Los rayos crepusculares fulminan todo lo que sobre sombras se encuentre en una sala de partos tapizada con baldosines verdes. Reflectores de haces de luz que apuntan sus miradas a la zona pélvica de una mujer llena de ímpetu en sus vísceras. Una sola mujer, una sola, con tanta preponderancia en su cuerpo todavía marcado por las consecuencias de anteriores episodios similares en el hospital. El reloj circular da las 10:15 a.m. Con un grito atrapado en la garganta, deja que aquella sofisticada luminaria revele la pequeña figurita que cubierta de fluidos naturales emerge de sus entrañas con cierta renuencia, en medio de una sucesión de llantos marcados en la tráquea y rugidos disonantes. ¡Es un varón! (deferencias raídas).

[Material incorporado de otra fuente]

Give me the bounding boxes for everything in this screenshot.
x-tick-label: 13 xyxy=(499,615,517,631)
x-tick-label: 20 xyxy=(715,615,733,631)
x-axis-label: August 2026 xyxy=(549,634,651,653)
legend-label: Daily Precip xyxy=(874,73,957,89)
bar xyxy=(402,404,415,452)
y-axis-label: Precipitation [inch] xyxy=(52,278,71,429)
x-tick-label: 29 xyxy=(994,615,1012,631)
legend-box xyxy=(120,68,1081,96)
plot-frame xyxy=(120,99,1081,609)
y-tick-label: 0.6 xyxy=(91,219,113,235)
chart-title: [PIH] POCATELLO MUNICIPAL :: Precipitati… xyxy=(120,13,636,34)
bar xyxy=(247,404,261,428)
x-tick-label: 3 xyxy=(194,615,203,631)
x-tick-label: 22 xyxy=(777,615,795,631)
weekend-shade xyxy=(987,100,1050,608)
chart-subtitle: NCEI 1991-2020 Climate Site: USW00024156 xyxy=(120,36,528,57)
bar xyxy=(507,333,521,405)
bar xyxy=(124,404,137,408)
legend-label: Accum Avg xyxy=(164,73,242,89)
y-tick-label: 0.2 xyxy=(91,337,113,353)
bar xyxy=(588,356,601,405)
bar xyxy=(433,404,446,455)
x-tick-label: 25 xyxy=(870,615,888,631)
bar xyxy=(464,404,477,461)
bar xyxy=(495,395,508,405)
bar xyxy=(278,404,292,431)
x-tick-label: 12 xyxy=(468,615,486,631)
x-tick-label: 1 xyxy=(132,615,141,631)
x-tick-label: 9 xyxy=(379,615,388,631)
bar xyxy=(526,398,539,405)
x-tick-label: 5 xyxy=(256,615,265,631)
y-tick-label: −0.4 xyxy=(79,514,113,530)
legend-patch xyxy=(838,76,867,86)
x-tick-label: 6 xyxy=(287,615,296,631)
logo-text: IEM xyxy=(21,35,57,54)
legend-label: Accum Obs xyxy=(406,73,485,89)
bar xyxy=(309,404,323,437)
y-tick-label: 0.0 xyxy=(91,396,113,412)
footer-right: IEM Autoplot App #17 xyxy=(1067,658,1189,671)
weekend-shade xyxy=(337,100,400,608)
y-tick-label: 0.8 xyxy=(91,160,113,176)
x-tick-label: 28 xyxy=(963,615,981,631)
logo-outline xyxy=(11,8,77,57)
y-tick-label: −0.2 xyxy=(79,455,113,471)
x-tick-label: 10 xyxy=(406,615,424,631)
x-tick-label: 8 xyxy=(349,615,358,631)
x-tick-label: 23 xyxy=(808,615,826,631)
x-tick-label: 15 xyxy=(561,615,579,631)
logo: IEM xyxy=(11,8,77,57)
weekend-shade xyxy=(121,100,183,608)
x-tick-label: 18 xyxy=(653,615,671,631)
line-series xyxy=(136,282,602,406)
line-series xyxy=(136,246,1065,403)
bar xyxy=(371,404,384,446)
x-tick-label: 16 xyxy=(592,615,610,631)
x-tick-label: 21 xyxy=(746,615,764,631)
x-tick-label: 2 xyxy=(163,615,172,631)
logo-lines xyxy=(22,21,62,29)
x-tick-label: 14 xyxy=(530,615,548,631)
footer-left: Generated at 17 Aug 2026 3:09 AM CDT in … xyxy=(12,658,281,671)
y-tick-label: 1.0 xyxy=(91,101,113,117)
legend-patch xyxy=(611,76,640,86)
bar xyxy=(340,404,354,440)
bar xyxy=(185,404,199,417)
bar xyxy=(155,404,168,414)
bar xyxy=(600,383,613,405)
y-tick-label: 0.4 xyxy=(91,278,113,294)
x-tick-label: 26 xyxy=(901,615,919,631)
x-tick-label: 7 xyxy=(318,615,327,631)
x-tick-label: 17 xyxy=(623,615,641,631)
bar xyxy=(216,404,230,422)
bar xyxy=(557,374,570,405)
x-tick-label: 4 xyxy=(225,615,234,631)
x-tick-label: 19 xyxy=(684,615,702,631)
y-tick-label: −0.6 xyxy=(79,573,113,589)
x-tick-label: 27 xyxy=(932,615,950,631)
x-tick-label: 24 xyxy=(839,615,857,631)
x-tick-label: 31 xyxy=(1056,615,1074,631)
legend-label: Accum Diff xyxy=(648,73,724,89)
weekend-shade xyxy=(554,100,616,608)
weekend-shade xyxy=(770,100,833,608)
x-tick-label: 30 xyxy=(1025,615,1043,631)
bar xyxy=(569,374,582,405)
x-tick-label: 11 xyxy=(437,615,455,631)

Pero… qué diablos, él ni siquiera no recuerda cuándo nació. ¿Un desfase de casi cuatro décadas? O quizás fue un día cualquiera en la memoria perdida de las masas, el epitafio de una vida indiferente que aparece con alguna cuenta regresiva incrustada en la frente, o de pronto el exordio en un lugar accidentado de ese balanceo errante a través de la tala indiscriminada de etapas, en donde los primeros años de existencia se esfumaban casi sin dificultad aparente en el núcleo tradicional de un medio estrato, sitiado de costumbrismos baratos y en donde la vida se encriptaba en una ingenua inocencia que flotaba como nube letárgica en el aire caliente de la ciudad. Celebraciones por lo alto en los clubes. Visitas a los familiares. Estudiar suele ser divertido. Figurillas de acción armables. Ser irresponsablemente espontáneo es aceptado.  Tan sólo el preludio necesario de algo que años más tarde despreciaría con todas sus fuerzas. Entonces tendría que dejar atrás las cosas que a los doce años lo hacían feliz, tendría que dejar todas esas cosas a un lado, aquellas cosas para las que siempre existía una bodega polvorienta al final del pasillo. 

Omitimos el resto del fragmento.